Experimental setup
A single planktonic foraminifer case study is included in the package as a worked example. Planktonic foraminifera are unicellular zooplankton distributed throughout the world’s oceans as a key resource in understanding Earth’s climate system1, 2 and the evolution of biodiversity16. The thickness of a fossilised foraminifera test can vary substantially even within an individual. Some have thick solid chamber walls while others have a highly porous structure as a result of species specificities, biological controls and environmental influences. This natural variability is the motivation for our development of automated processing methods and thus better control of geochemical “vital effects” (Kearns et al, submitted to Paleoceanography and Paleoclimatology ). Foraminifera grow connected chambers throughout their life with those in the final whorl accessible for LA-ICP-MS analysis17 (Figure 1). The case study is from the antepenultimate chamber of Menardella exilis foraminifera 72, identified hereon as “Foram-72-shot-3”.

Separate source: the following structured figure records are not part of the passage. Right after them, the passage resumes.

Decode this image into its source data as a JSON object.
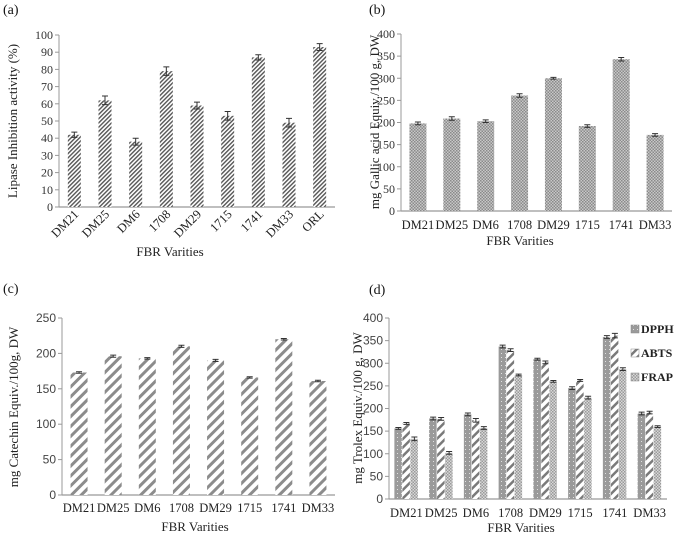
{
  "chart_data": [
    {
      "panel": "(a)",
      "type": "bar",
      "categories": [
        "DM21",
        "DM25",
        "DM6",
        "1708",
        "DM29",
        "1715",
        "1741",
        "DM33",
        "ORL"
      ],
      "values": [
        42,
        62,
        38,
        79,
        59,
        53,
        87,
        49,
        93
      ],
      "errors": [
        1.5,
        2.5,
        2,
        2.5,
        2,
        2.5,
        1.5,
        2.5,
        2
      ],
      "xlabel": "FBR Varities",
      "ylabel": "Lipase Inhibition activity (%)",
      "ylim": [
        0,
        100
      ],
      "yticks": [
        0,
        10,
        20,
        30,
        40,
        50,
        60,
        70,
        80,
        90,
        100
      ],
      "grid": false,
      "pattern": "dense diagonal hatch",
      "color": "#555555"
    },
    {
      "panel": "(b)",
      "type": "bar",
      "categories": [
        "DM21",
        "DM25",
        "DM6",
        "1708",
        "DM29",
        "1715",
        "1741",
        "DM33"
      ],
      "values": [
        198,
        209,
        203,
        261,
        300,
        192,
        343,
        172
      ],
      "errors": [
        3,
        4,
        3,
        4,
        2,
        3,
        4,
        3
      ],
      "xlabel": "FBR Varities",
      "ylabel": "mg Gallic acid Equiv./100 g, DW",
      "ylim": [
        0,
        400
      ],
      "yticks": [
        0,
        50,
        100,
        150,
        200,
        250,
        300,
        350,
        400
      ],
      "grid": false,
      "pattern": "crosshatch",
      "color": "#999999"
    },
    {
      "panel": "(c)",
      "type": "bar",
      "categories": [
        "DM21",
        "DM25",
        "DM6",
        "1708",
        "DM29",
        "1715",
        "1741",
        "DM33"
      ],
      "values": [
        173,
        196,
        193,
        210,
        190,
        166,
        220,
        161
      ],
      "errors": [
        1,
        1.5,
        1,
        1.5,
        1.5,
        1,
        1,
        1
      ],
      "xlabel": "FBR  Varities",
      "ylabel": "mg Catechin Equiv./100g, DW",
      "ylim": [
        0,
        250
      ],
      "yticks": [
        0,
        50,
        100,
        150,
        200,
        250
      ],
      "grid": false,
      "pattern": "wide diagonal stripes",
      "color": "#8c8c8c"
    },
    {
      "panel": "(d)",
      "type": "bar",
      "categories": [
        "DM21",
        "DM25",
        "DM6",
        "1708",
        "DM29",
        "1715",
        "1741",
        "DM33"
      ],
      "series": [
        {
          "name": "DPPH",
          "values": [
            156,
            178,
            187,
            337,
            309,
            245,
            358,
            189
          ],
          "errors": [
            2,
            3,
            3,
            3,
            2,
            3,
            3,
            3
          ],
          "color": "#9a9a9a"
        },
        {
          "name": "ABTS",
          "values": [
            167,
            177,
            174,
            329,
            302,
            262,
            361,
            191
          ],
          "errors": [
            2,
            3,
            4,
            3,
            3,
            2,
            5,
            3
          ],
          "color": "#7a7a7a"
        },
        {
          "name": "FRAP",
          "values": [
            133,
            102,
            157,
            274,
            260,
            224,
            287,
            160
          ],
          "errors": [
            4,
            3,
            3,
            2,
            2,
            3,
            3,
            2
          ],
          "color": "#b0b0b0"
        }
      ],
      "xlabel": "FBR Varities",
      "ylabel": "mg Trolex Equiv./100 g, DW",
      "ylim": [
        0,
        400
      ],
      "yticks": [
        0,
        50,
        100,
        150,
        200,
        250,
        300,
        350,
        400
      ],
      "legend": "top-right",
      "grid": false
    }
  ]
}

The experimental setup is described fully in Kearns et al. (in review). Briefly major and trace elements in the foraminifera test were analysed using a New Wave UP193 laser ablation system (ArF source, 30 µm spot diameter, a fluence of 0.73 J/cm3 and 5 Hz pulse rate) coupled to an Agilent 8900 triple quadrupole inductively coupled plasma (ICP-QQQ) mass spectrometer in single quadrupole mode using a He and Ar gas mixture (900 ml/min) at the University of Southampton. Each laser spot pattern was sequenced with a 30 s warmup, 50 s laser pulse and 30 s washout. The default values within this endPoint function are based on outputs from this setup.
Initial processing of the time resolved acquisition data was performed within the R environment (version 4.2.2). The first 30 seconds were used to calculate the background signal and then removed. The next five seconds were removed as the isotopic signal begins to rise for the laser has started pulsing but the ablated material is still travelling through the system piping. As our washout time was enough to purge the system after each analysis, the duration of this signal rise was regular and reproducible.